EEG phenotypes predict treatment outcome to stimulants in children with ADHD.

This study demonstrates that the EEG phenotypes as described by Johnstone, Gunkelman & Lunt are identifiable EEG patterns with good inter-rater reliability. Furthermore, it was also demonstrated that these EEG phenotypes occurred in both ADHD subjects as well as healthy control subjects. The Frontal Slow and Slowed Alpha Peak Frequency and the Low Voltage EEG phenotype discriminated ADHD subjects best from controls (however the difference was not significant). The Frontal Slow group responded to a stimulant with a clinically relevant decreased number of false negative errors on the CPT. The Frontal Slow and Slowed Alpha Peak Frequency phenotypes have different etiologies as evidenced by the treatment response to stimulants. In previous research Slowed Alpha Peak Frequency has most likely erroneously shown up as a frontal theta sub-group. This implies that future research employing EEG measures in ADHD should avoid using traditional frequency bands, but dissociate Slowed Alpha Peak Frequency from frontal theta by taking the individual alpha peak frequency into account. Furthermore, the divergence from normal of the frequency bands pertaining to the various phenotypes is greater in the clinical group than in the controls. Investigating EEG phenotypes provides a promising new way to approach EEG data, explaining much of the variance in EEGs and thereby potentially leading to more specific prospective treatment outcomes.
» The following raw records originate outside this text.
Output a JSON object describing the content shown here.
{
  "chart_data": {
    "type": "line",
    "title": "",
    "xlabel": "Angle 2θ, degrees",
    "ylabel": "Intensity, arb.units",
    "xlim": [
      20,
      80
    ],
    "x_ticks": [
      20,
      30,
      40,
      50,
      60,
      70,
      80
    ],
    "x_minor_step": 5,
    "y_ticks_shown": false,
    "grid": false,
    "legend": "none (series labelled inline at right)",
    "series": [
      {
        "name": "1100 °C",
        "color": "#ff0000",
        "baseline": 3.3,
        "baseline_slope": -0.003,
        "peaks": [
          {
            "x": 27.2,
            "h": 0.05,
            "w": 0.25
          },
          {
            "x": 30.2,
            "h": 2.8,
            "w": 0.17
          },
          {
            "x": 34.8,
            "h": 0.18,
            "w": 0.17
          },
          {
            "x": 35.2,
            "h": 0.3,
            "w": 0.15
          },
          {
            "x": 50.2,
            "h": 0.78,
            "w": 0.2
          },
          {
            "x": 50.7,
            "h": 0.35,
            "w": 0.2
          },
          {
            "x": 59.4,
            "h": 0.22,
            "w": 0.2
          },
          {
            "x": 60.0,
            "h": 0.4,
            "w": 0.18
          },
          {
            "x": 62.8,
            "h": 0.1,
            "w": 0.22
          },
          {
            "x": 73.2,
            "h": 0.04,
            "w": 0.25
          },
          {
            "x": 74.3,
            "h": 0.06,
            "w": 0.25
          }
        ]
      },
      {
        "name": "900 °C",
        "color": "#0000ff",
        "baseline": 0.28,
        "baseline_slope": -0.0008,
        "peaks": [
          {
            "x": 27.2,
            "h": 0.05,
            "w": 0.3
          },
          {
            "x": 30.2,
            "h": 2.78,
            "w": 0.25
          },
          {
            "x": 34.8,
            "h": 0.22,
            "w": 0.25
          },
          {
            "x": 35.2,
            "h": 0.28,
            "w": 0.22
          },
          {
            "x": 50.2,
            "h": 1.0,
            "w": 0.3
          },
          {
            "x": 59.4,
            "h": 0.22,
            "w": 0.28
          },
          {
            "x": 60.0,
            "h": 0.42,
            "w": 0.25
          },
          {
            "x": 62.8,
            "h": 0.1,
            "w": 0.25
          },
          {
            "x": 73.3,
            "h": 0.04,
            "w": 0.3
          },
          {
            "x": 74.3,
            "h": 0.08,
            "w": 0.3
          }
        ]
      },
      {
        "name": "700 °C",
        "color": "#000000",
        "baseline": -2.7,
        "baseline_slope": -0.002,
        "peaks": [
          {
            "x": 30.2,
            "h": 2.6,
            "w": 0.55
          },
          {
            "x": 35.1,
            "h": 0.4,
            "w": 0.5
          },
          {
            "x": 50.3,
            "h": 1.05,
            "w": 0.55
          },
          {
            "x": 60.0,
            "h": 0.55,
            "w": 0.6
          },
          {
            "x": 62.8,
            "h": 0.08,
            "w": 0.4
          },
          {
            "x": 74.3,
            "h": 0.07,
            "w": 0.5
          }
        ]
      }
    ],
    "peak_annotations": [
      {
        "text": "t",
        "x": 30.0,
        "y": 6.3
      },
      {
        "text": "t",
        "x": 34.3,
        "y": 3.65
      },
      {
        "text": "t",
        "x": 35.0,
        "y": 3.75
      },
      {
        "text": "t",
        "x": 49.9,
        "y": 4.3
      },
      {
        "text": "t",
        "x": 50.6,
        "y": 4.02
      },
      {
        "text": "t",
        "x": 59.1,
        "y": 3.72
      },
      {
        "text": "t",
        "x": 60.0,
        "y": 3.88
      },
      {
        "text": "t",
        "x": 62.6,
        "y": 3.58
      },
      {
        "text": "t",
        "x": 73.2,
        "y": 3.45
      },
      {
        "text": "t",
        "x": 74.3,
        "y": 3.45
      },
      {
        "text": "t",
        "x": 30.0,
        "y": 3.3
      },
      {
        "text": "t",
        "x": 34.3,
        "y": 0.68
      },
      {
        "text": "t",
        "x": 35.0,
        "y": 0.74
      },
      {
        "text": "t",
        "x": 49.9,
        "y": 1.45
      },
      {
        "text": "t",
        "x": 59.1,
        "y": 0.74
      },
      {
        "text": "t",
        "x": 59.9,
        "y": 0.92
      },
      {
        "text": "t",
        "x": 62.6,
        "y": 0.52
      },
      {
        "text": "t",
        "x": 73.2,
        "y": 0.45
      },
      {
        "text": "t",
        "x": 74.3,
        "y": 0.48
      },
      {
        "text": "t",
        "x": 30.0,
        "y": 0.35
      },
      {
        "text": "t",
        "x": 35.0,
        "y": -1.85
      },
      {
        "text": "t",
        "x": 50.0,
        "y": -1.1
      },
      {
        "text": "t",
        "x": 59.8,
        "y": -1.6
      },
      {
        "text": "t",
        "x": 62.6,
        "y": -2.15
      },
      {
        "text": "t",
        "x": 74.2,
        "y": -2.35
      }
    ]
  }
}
Long-term effects of left frontal rTMS on EEG and ERPs in patients with depression.

Repetitive transcranial magnetic stimulation (rTMS) treatment for depression has been under investigation in many controlled studies over the last 20 years. Little is known about the neurobiological action of rTMS in patients. We therefore investigated pre- and post-treatment effects on QEEG, ERP's and behavior (BDI and NEO-FFI). rTMS treatment was applied in 8 subjects for an average of 21 sessions to the left Dorsolateral Prefrontal Cortex (left DLPFC). Clients were assessed on a QEEG and Oddball ERP evaluation pre- and post-treatment. Clients were stimulated over the left DLPFC with 10 Hz rTMS (100% MT). Furthermore, rTMS treatment was complimented by psychotherapy. All subjects showed full remission within 20 sessions and there was a significant reduction in depressive symptomatology (BDI score) after 10 and 15 sessions and a clear decrease in the Neuroticism and an increase on the extraversion scale of the NEO-FFI personality questionnaire. Pre- and post-QEEG measurements did not reveal treatment specific effects, but only an indirect right frontal increase in delta power. On the other hand, ERP measures did reveal treatment specific effects by showing an increased positivity in the post-treatment ERP's specifically left frontal. The P2 amplitude demonstrated a significant left frontal increase in amplitude, whereas for the negative N1 and N2 a significant decrease in amplitude was observed. The results of this pilot study demonstrate that rTMS can be a safe and efficacious treatment modality for depression. Furthermore, a specific left frontal increase in positivity for the ERP's was found (increased P2 and decreased N1 and N2 components) most likely related to the rTMS over the left DLPFC. Furthermore, there was no change in the alpha asymmetry lending support to the fact that frontal alpha asymmetry can be considered a trait marker for depression. The findings from this pilot study require future replication with larger sample sizes.